On to the main stories of the week:

  • Boundary Point Jailbreaking: A new way to break the strongest AI defences (Hat tip Yanghao on the Safe Intelligence team). Report on the first automated techniques that defeat Anthropics' Constitutional AI and OpenAI's current input classifiers. This iterative technique looks for model jailbreaks by looking for the decision boundaries in the harmful content classifiers built into (or around) a model, and then probing with variations of jailbreak options. These attacks are very hard to defend against unless model defences can look at collections of prompts rather than single calls or have multiple layers of input filters.
  • Anthropic published the prompt injection failure rates that enterprise security teams have been asking every vendor for. The latest AI models are impressive and run with sophisticated input and output filters. Yet, jailbreaks still work on them, and it's surprising how variable the results are depending on where an input comes from. Kudos to Anthropic for publishing detailed information like this. Iterating attacks to tune them gets through at high percentages after 200 turns. Models will also need to layer in controls to try to determine when such attack tuning is taking place.

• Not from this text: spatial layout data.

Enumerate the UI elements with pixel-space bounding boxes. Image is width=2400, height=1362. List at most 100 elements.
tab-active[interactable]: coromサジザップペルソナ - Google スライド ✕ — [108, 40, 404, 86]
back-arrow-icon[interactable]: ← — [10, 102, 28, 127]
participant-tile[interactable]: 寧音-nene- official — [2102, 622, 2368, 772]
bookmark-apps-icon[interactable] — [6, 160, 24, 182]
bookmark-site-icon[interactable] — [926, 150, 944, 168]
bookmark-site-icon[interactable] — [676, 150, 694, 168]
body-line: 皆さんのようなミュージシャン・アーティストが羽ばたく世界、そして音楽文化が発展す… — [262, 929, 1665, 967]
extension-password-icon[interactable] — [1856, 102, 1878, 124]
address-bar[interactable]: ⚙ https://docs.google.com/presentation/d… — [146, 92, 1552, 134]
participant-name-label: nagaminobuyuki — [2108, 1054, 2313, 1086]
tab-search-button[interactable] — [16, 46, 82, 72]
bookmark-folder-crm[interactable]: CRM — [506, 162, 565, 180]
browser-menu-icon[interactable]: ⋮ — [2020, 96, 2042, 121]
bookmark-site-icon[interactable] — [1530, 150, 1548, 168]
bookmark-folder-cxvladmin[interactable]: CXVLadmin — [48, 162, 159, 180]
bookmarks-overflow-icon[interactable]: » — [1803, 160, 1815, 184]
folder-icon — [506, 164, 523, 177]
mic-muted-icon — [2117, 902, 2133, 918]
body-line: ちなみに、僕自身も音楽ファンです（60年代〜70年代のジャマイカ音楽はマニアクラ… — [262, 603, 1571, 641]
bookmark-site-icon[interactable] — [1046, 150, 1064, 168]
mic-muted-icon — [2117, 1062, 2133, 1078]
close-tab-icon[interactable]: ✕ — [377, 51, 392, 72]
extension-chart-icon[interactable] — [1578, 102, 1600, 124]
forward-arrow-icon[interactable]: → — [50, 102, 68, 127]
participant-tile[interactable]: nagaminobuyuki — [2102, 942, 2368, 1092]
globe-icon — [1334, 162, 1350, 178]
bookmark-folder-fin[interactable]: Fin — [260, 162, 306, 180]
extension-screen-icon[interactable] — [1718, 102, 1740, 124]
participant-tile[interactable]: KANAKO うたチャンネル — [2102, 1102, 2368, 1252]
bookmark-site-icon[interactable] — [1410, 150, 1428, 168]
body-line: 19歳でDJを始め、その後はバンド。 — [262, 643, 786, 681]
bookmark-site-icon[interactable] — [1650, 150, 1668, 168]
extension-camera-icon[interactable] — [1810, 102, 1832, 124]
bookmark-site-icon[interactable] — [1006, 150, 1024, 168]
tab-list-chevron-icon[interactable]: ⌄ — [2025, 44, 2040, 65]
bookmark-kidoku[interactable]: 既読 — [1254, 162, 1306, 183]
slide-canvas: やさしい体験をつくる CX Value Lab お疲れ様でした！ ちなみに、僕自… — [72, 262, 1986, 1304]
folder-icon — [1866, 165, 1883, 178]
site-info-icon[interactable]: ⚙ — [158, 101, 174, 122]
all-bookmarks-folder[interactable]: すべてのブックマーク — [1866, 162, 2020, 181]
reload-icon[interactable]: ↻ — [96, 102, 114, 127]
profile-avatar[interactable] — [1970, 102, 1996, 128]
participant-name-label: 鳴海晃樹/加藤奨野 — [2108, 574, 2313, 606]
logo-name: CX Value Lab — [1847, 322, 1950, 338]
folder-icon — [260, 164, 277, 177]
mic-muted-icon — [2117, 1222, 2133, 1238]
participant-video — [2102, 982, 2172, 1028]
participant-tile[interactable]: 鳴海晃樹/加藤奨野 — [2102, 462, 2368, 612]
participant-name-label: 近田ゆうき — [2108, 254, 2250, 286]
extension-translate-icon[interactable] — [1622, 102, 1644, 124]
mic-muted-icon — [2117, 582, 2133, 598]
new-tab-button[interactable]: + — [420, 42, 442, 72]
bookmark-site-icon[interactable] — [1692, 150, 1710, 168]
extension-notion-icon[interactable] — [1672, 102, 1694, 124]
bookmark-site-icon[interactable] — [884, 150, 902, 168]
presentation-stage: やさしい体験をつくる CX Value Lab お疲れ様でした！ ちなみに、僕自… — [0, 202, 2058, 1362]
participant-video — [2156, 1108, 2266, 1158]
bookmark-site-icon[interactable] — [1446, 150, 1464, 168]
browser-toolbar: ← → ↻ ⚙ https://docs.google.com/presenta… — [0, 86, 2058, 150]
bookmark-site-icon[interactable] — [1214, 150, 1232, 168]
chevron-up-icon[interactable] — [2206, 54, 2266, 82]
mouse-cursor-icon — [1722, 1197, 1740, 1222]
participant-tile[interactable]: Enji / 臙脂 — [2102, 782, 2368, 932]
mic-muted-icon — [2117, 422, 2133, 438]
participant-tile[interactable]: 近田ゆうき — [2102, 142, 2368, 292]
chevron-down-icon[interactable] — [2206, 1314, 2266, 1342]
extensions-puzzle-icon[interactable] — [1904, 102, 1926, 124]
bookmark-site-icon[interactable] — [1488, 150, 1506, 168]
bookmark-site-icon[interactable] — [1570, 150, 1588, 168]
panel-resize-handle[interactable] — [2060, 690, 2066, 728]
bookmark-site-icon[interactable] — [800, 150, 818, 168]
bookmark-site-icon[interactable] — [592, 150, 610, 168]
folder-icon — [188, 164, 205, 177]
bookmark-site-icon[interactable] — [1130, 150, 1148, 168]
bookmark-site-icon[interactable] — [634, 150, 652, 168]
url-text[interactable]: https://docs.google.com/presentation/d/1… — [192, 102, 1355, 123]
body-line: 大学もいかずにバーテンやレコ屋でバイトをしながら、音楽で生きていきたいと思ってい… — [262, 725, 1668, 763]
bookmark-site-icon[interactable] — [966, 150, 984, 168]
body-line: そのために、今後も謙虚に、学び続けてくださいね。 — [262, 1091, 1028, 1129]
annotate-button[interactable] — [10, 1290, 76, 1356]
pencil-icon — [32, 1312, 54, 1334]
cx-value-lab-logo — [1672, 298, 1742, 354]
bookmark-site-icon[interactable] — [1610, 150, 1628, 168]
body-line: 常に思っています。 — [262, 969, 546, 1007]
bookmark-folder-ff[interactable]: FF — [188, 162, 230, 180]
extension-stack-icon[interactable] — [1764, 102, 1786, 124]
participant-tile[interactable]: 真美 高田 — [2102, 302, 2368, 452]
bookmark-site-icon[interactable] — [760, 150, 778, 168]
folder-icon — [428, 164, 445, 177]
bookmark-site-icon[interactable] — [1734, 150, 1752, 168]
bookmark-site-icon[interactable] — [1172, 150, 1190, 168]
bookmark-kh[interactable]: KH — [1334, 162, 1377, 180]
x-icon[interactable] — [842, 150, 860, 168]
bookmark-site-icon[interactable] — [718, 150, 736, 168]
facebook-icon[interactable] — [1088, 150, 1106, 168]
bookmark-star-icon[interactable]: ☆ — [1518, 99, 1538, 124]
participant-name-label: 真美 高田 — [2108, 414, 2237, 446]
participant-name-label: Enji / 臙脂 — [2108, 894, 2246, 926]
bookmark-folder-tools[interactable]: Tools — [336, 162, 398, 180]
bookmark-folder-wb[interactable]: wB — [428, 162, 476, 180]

  • KPMG partner fined for using artificial intelligence to cheat in AI training test. This story illustrates the all too human challenge with AI. Suddenly, a whole slew of things have an "easy mode" button. That's very hard to resist, especially when the task might not be considered as important as the day-to-day work at hand. Clearly, KPMG had to act to stop the cheating, but they may also need to redesign those tests.
  • AI Doesn’t Reduce Work—It Intensifies It. This Harvard Business Review article hits on a key reality with AI-powered work. The latest agentic systems are impressively good and complete tasks quickly. Working with them can really turn into a productive flow, surfing a wave of getting things done. The cognitive load can be high as well, though. I'll often find myself running multiple AI queries in parallel. Then, when the queries are complete, I feel the push to launch the next one to keep the whole thing rolling. Anecdotally, I also see this happening with Engineers running Claude Code and Codex on long-running tasks. It makes sense to have 3-4 streams going at once. The ability to be productive spurs work intensity that can be a real challenge to handle.
  • ‘Pulp Fiction’ Writer Says It Was ‘Impossible’ to Get His Movies Made Until He Started an AI Production Company: ‘Just Put AI in Front of It and All of a Sudden You’re in Production on Three Features’. Variety's headline pretty much tells the whole story. There is significant resistance to AI technology in the movie industry, along with uncertainty about what it will bring. This has a paralyzing effect on Hollywood and pushes others to make movies by other means. Means which are now getting rapidly better (see the uproar about the new movie quality clips that can be made with Seedance 2.0: Brad Pitt v's Tom Cruise fight scene). After a series of strikes in 2023 and 2024, a three-year agreement on AI usage was reached in the US between writers and Hollywood studios to control the use of AI. This kind of agreement is really just a temporary patch, though, unless an entire industry refuses to use the technology, anyone who does use it will race ahead. The 2023/2024 agreement also expires this year so the topic and there will no doubt be more pressure to use AI.

Also, don't forget to order your Mac Mini while you still can!